Gott:	Aha. Endlich eine positive Antwort. Da können wir etwas draus machen.
Ein Dialog mit kräftigen Worten. Gott redet mit einem Arbeitslosen. Nein er 
ringt förmlich mit ihm. Gott will, daß dieser Mensch endlich die Wahrheit sagt 
über seine Gefühle. Dabei ist es doch ganz menschlich, die eigene Situation zu 
beschönigen, um nicht ins Bodenlose zu fallen. Ich glaube nicht, daß es vom 
Besitzstand abhängig ist, wie offen wir mit Gott umgehen. Ob es nun ein 
Arbeitsloser ist oder ein Bankdirektor, Klugheit, Ehrbarkeit und Stärke helfen 
nicht, wenn es darum geht, Gott zu sagen: „Es geht mir nicht gut.“ Ein 
Bekenntnis, das nach Scham und Angst klingt. Vielleicht ist auch etwas Trotz 
dabei. Wenn Gott es denn unbedingt wissen will, dann sag ich es eben ohne 
Umschweife. „Es geht mir nicht gut.“ 
Zu ertragen ist dieser drängende, distanzlose Gott eigentlich nur, wenn wir die 
Absicht Gottes auf uns wirken lassen. Das Ziel der Neugier Gottes, die 
Schwäche und Torheit des einzelnen Menschen zu erkennen, wird in 
dieser Geschichte mit den Worten umrissen: „Da können wir etwas draus 
machen.“ 
Ist das nicht toll? Gott sieht den Schwachpunkt dieses Menschen vor sich und 
sagt: „Da können wir etwas draus machen.“ Worte, die Zuversicht 
ausstrahlen, die den beschämten Menschen hochblicken lassen. Mit 
einem Mal ist ein Stern im Dunkel der Sorgen zu sehen. Gott scheint 
einen Ausweg zu sehen. Ich blicke Gott wieder ins Angesicht. Hoffnung 
wird geweckt: „Ich habe Gott meine Schwäche gezeigt. Gott sieht eine 
Möglichkeit. Er ist nicht am Ende mit mir. Gott wird mir helfen. Ich kann 
heil werden.“ 
Paulus drückt diese Hoffnung auf Heilung so aus: „Durch ihn aber seid ihr in 
Christus Jesus, der uns von Gott gemacht ist zur Weisheit und zur 
Gerechtigkeit und zur Heilung und zur Erlösung“. Das Ziel der 
Distanzlosigkeit Gottes ist die Heilung des Menschen. 

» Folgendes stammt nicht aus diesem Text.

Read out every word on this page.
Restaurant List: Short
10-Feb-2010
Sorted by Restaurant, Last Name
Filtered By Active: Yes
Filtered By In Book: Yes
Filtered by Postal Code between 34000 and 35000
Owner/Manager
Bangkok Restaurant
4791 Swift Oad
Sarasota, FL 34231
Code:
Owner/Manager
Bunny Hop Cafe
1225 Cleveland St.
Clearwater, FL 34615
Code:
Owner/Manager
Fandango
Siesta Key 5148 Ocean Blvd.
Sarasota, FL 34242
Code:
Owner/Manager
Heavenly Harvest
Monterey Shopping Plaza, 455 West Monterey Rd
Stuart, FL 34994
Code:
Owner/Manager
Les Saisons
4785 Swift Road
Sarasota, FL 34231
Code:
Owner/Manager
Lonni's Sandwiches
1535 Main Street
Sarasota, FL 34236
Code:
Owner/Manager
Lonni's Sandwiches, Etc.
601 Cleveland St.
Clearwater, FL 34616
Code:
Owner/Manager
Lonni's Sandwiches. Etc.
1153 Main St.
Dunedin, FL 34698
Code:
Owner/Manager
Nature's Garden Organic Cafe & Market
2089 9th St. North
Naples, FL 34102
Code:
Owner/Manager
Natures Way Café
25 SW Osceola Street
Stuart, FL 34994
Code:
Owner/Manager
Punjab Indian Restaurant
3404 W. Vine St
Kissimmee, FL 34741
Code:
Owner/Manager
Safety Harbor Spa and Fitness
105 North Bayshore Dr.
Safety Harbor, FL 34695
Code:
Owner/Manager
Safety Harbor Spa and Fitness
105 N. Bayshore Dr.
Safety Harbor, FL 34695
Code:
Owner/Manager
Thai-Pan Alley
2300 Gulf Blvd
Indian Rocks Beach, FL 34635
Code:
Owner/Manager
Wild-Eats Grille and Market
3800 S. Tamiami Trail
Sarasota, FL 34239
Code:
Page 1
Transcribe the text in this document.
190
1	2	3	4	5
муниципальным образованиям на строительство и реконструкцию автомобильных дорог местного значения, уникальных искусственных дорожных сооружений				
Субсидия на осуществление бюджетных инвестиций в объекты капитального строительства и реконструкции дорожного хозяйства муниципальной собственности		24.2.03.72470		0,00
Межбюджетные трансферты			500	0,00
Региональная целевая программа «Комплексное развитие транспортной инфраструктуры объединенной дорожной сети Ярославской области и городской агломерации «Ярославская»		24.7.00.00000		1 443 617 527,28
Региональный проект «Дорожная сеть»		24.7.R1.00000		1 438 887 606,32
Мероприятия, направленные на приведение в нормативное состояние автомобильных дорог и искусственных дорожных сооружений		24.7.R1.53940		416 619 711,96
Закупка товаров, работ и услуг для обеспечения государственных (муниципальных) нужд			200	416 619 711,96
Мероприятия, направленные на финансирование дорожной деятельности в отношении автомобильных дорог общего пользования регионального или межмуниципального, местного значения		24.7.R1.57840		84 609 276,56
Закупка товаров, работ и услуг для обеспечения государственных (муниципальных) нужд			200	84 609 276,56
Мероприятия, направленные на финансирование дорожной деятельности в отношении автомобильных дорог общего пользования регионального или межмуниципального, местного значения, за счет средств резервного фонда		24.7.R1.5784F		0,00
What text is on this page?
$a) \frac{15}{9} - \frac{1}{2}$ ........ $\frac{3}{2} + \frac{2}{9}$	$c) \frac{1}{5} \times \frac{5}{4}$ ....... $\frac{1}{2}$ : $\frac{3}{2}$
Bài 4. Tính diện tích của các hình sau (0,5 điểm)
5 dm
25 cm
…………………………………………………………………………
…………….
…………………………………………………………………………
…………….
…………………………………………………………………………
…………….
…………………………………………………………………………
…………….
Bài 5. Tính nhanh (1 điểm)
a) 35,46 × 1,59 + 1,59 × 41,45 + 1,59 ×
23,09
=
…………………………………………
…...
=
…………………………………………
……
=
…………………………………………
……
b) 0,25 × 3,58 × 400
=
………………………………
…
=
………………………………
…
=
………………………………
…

Eindrücklich ist diese Neugier Gottes in biblischen Heilungsgeschichten 
dargelegt. Jesus ging vor allem zu den Schwachen und Ausgestoßenen 
seiner Zeit. Er heilte viele Menschen, ob nun krank an Körper oder Seele. 
In manchen Geschichten fragt Jesus den zu heilenden Menschen nach 
seinem Anliegen: „Was willst du, daß ich für dich tun soll?“ Dies 
erscheint z.B. beim blinden Bartimäus merkwürdig, da Jesus doch 
vermuten könnte, daß er wieder sehen will. Doch der Mensch soll selbst 
zu erkennen geben, worin er Heilung bedarf. „Was willst du mit Gott 
gemeinsam erreichen?“ Das scheint Jesus zu fragen. Und Bartimäus gibt 
Antwort: „Rabbuni, daß ich sehend werde.“ Eine klare Antwort. Das Ziel 
des Heilungsprozesses ist bestimmt. Die Heilung kann beginnen.

So hoffnungsvoll die Zusage der Heilung ist, so unangenehm kann es sein, Gott 
klar die eigene Bedürftigkeit zu zeigen. Bevor ich Gott um Hilfe bitte, 
komme ich um eine ehrliche Bestandsaufnahme nicht herum. Ich selbst 
sollte ein stückweit unters Bett, in die Schränke und den Mülleimer 
sehen. Ich kann herausfinden, was mir fehlt, woran ich kranke. Dann bin 
ich bereit, Gott meine Not zu benennen, flüsternd oder schreiend, aber 
eindeutig. Und ich kann durch Jesus Christus gewiß sein, daß seine 
Reaktion sein wird: „Da können wir etwas draus machen.“
Es ist unsere Freiheit, uns zum Heilungsangebot Gottes zu verhalten. Es kann 
Lebenssituationen geben, in denen ich mich Gott gegenüber nicht öffnen 
kann. Doch das Angebot bleibt, solange wir in diesem Leben zwischen 
Freude und Leid hin und hergerissen sind.
Gott will unsere verborgenen Wunden heilen, sich um unsere dunklen Seiten 
kümmern. Das ist die Zusage, die wir durch das Leben, Sterben und 
Auferstehen Jesu Christi haben. Jesus ist durch die Tiefe menschlichen 
Lebens gegangen, damit wir nicht in der Tiefe sitzen bleiben.